15 страница31 марта 2025, 10:23

Глава 14

Солнечный Эдем, Четвертый Порт

Соня

– Ты когда-нибудь думала, почему у нас такая жизнь? – звучит голос Киры монотонно, точно у пациента психиатрического корпуса, накачанного успокоительным. Ее глаза, усталые и сухие, разучившиеся плакать и так рано повзрослевшие, рассеянно наблюдают за напряженными тонкими пальцами, теребящими кончики веревки, завязанной на животе бантиками вместо пояса платья. Сестры сидят плечом к плечу на полу, опираясь спинами на изножье узкой кровати и обессиленно вытянув раскинутые ноги. Соня все еще держит руку на рукояти дробовика, лежащего на ее бедрах, дрожит, но уже не от ярости, а от ее остатков, которые никогда не отступают быстро. Нервы – ведь это часть тела, а тело отходит дольше, чем разум. У него тоже есть память, в которой оседает все пережитое, превращается в привычки и рефлексы, от которых чем дольше живешь, тем сложнее отделаться...

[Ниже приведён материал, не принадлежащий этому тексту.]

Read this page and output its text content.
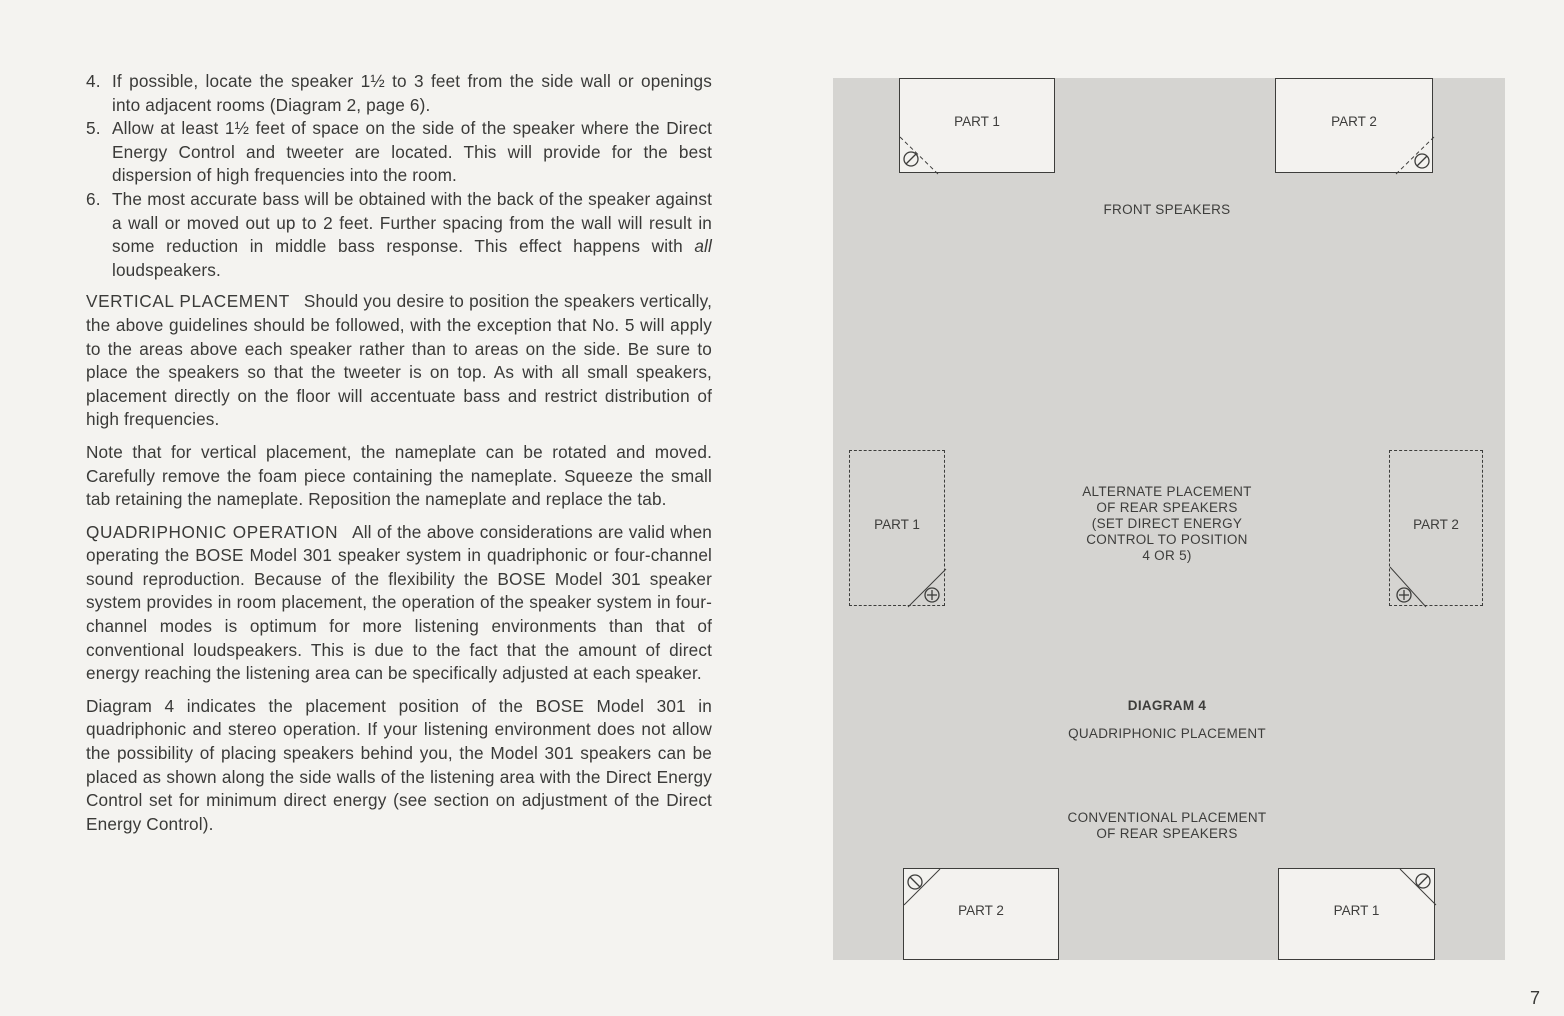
4. If possible, locate the speaker 1½ to 3 feet from the side wall or openings into adjacent rooms (Diagram 2, page 6).
5. Allow at least 1½ feet of space on the side of the speaker where the Direct Energy Control and tweeter are located. This will provide for the best dispersion of high frequencies into the room.
6. The most accurate bass will be obtained with the back of the speaker against a wall or moved out up to 2 feet. Further spacing from the wall will result in some reduction in middle bass response. This effect happens with all loudspeakers.

VERTICAL PLACEMENT Should you desire to position the speakers vertically, the above guidelines should be followed, with the exception that No. 5 will apply to the areas above each speaker rather than to areas on the side. Be sure to place the speakers so that the tweeter is on top. As with all small speakers, placement directly on the floor will accentuate bass and restrict distribution of high frequencies.

Note that for vertical placement, the nameplate can be rotated and moved. Carefully remove the foam piece containing the nameplate. Squeeze the small tab retaining the nameplate. Reposition the nameplate and replace the tab.

QUADRIPHONIC OPERATION All of the above considerations are valid when operating the BOSE Model 301 speaker system in quadriphonic or four-channel sound reproduction. Because of the flexibility the BOSE Model 301 speaker system provides in room placement, the operation of the speaker system in four-channel modes is optimum for more listening environments than that of conventional loudspeakers. This is due to the fact that the amount of direct energy reaching the listening area can be specifically adjusted at each speaker.

Diagram 4 indicates the placement position of the BOSE Model 301 in quadriphonic and stereo operation. If your listening environment does not allow the possibility of placing speakers behind you, the Model 301 speakers can be placed as shown along the side walls of the listening area with the Direct Energy Control set for minimum direct energy (see section on adjustment of the Direct Energy Control).

PART 1	PART 2
FRONT SPEAKERS
PART 1
ALTERNATE PLACEMENT
OF REAR SPEAKERS
(SET DIRECT ENERGY
CONTROL TO POSITION
4 OR 5)
PART 2
DIAGRAM 4
QUADRIPHONIC PLACEMENT
CONVENTIONAL PLACEMENT
OF REAR SPEAKERS
PART 2	PART 1
7
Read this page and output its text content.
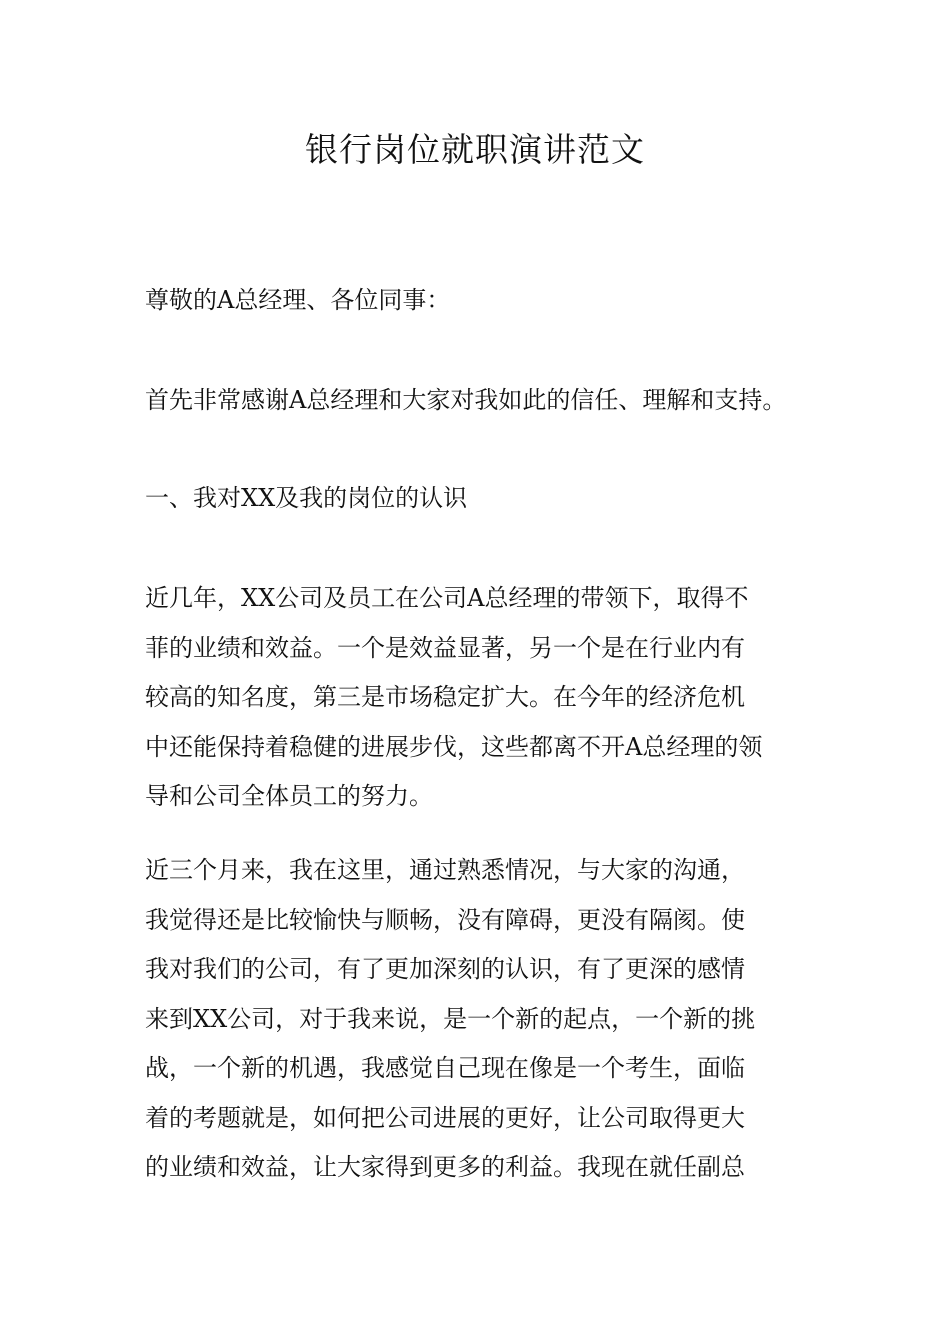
银行岗位就职演讲范文
尊敬的A总经理、各位同事：
首先非常感谢A总经理和大家对我如此的信任、理解和支持。
一、我对XX及我的岗位的认识
近几年，XX公司及员工在公司A总经理的带领下，取得不
菲的业绩和效益。一个是效益显著，另一个是在行业内有
较高的知名度，第三是市场稳定扩大。在今年的经济危机
中还能保持着稳健的进展步伐，这些都离不开A总经理的领
导和公司全体员工的努力。
近三个月来，我在这里，通过熟悉情况，与大家的沟通，
我觉得还是比较愉快与顺畅，没有障碍，更没有隔阂。使
我对我们的公司，有了更加深刻的认识，有了更深的感情
来到XX公司，对于我来说，是一个新的起点，一个新的挑
战，一个新的机遇，我感觉自己现在像是一个考生，面临
着的考题就是，如何把公司进展的更好，让公司取得更大
的业绩和效益，让大家得到更多的利益。我现在就任副总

За хлипкой межкомнатной дверью, которую Соня с грохотом захлопнула минут пятнадцать назад, не утихают крики. Отец с матерью решают, кто из них больше виноват в бездарном воспитании детей, и будут продолжать это делать еще долго, пока оба не почувствуют, что пора расчехлять аптечку с лекарствами от давления, сердца, язвы и... чего у них там еще? Из их орущих глоток еще долго будут вырываться мнения о том, как сберечь младшую дочь от пагубного влияния непутевой старшей, и о том, какие меры следует принять в отношении последней, чтобы она наконец научилась знать свое место в семье. Но они не посмеют войти в комнату. Не сегодня.

Соня давно привыкла к тому, что о ней говорят так, будто ее нет рядом. Будто она не слышит. Или слышит, но не чувствует. Или чувствует, но это не важно – на ее чувства можно просто наплевать. Налившаяся кроваво-бардовым цветом левая щека копательницы горит, и следы слез все еще досыхают на воспаленной коже. Отец влепил пощечину ей не в первый раз. С Кирой он никогда не распускает руки, а вот Соне в течение жизни доставалось часто. Только сегодня все вышло из-под контроля. Девушка позволила душащим ее слезам потечь позже, а сначала ушла в свою комнату, взяла стоящий в углу дробовик, вернулась с ним в кухню, где минутой ранее пыталась заступиться за Киру, которая всего-то попалась целующейся с соседским мальчишкой, и, передернув затвор, направила дуло ружья в побагровевшее от злости папочкино лицо.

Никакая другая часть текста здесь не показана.